The Vision for Intelligent Voice Assistance
Consumers have been using voice assistants such as Amazon Alexa, Google Home and Apple Siri for at least four years. I remember the days when it was extremely frustrating (and hilarious) to use Siri for anything useful. Recently, natural language processing and automated speech recognition have advanced significantly. In return, voice (or intelligent) assistants have gained huge acceptance in consumer applications – from home automation to ordering pizza. While this trend seems to have caught fire on the consumer side, it has yet to have any application in the business world.
As Smartbridge looked deeper into voice assistants’ expanding technology, we were convinced that there is an incredible opportunity to improve business processes with voice assistance. Smartbridge’s innovators are now leading the way to developing voice assisted solutions that enhance business efficiency from the executive suite to the warehouse floor. We will be sharing a series of blog posts highlighting our experiences and progression through our journey with voice assisted services for business.
Selecting the Platform for Intelligent Voice Assistance
Selecting a platform for our voice assistant was the first step. Our criteria were pretty simple: ease of programming and an open architecture. After considering all the leading platforms – including Google’s Assistant, Apple’s Siri and Microsoft’s Cortana – we selected Amazon’s Alexa.
Alexa does have some limitations; namely, it’s not available on traditional mobile devices, but rather in the Echo and the Dot. But, the fact that it is relatively easy to create skills and custom programs using Amazon Web Services’ Lambda, and lends itself to open architecture made it a winner for us. An additional bonus is that Amazon Alexa has lots of resources available to help people who are starting out on a similar journey.Smartbridge's voice-assisted solutions improve business efficiency from top to bottom. Click To Tweet
Organizing our Thoughts
Smartbridge is an Oracle JD Edwards (JDE) company. We have experts that know the intricacies of its system and numerous clients that use JD Edwards as their backbone enterprise resources planning (ERP) system.

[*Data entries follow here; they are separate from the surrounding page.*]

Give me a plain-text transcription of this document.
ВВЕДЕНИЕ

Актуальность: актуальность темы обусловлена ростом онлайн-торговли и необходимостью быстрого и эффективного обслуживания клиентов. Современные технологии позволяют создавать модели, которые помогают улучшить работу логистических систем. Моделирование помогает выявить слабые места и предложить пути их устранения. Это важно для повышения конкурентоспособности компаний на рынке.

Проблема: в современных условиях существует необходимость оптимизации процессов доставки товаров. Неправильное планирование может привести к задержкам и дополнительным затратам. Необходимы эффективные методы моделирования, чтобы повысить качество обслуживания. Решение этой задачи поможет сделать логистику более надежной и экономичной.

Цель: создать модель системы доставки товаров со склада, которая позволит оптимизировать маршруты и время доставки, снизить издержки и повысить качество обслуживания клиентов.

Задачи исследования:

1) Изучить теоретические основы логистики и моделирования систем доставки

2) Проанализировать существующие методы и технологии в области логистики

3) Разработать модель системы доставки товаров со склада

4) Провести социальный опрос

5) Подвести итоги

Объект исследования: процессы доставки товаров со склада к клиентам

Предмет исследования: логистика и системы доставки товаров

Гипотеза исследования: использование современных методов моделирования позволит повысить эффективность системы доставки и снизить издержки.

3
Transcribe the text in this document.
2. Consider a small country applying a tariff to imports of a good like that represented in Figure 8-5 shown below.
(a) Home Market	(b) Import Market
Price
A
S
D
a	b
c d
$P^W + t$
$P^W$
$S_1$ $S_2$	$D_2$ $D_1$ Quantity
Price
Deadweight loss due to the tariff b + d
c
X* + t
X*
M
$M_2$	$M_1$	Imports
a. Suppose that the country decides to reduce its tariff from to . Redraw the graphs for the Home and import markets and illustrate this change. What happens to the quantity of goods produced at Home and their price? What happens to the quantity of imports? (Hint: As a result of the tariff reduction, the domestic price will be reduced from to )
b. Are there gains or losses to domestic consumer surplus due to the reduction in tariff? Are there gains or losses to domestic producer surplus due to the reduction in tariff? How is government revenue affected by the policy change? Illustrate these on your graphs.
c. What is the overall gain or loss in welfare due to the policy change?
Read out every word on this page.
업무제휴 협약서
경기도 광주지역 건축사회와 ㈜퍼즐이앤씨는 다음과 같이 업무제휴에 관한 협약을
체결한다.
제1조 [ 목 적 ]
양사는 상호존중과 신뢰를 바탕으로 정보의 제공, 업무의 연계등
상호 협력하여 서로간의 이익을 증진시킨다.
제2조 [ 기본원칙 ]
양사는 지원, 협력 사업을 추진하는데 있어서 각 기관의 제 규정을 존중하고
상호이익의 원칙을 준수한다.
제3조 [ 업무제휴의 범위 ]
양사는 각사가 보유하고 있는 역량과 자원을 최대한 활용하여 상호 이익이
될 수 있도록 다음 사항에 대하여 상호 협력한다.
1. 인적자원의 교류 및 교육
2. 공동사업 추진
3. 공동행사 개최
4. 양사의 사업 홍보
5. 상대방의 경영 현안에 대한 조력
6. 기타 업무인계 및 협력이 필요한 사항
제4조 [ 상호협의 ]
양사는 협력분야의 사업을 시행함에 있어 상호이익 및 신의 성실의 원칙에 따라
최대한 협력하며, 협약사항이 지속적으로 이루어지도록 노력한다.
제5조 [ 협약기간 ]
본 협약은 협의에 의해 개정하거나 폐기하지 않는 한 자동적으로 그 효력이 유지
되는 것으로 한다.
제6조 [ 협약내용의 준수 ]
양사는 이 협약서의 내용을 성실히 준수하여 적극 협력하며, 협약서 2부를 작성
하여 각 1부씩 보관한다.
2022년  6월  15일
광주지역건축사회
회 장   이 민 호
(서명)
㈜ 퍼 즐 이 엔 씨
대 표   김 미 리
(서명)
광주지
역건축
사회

Creating use cases with JDE was a natural fit. We gathered some of our leading JDE experts and identified various business scenarios that would benefit from being voice enabled and result in higher efficiency to the organization.
Conceptually, the business process would be enabled by the use of speaking commands to Alexa; Alexa would parse these commands and pass parameters via Lambda to a JD Edwards business service; and the returned information from the JDE business service would be translated back to the user by Lambda and Amazon Voice Services.
The First Crawl
We selected a relatively easy JD Edwards business service that would output the name of a contact from the address book. This business service did not meet the specific requirements of business scenarios we wanted to build out, but it did allow us to confirm the technology’s capability. Since the AWS Lambda function was outside our lab environment, we had to ensure that the JD Edwards business service endpoint was made available outside the domain. After a few minor hiccups, we finally achieved end to end integration. The test went as follows:
User: Alexa, open Address Book Manager.
Alexa: Address Book Manager. What address book ID would you like to look up?
User: Look up address book id: 20.
Alexa: Address book id: 20 belongs to Universal Supplies. What other address book ID would you like to look up?
We finally learned how to crawl! Armed with the skills we gained with the successful end to end Alexa-JD Edwards point of contact (POC), we were ready to build Alexa’s skills for a few real-life business process scenarios.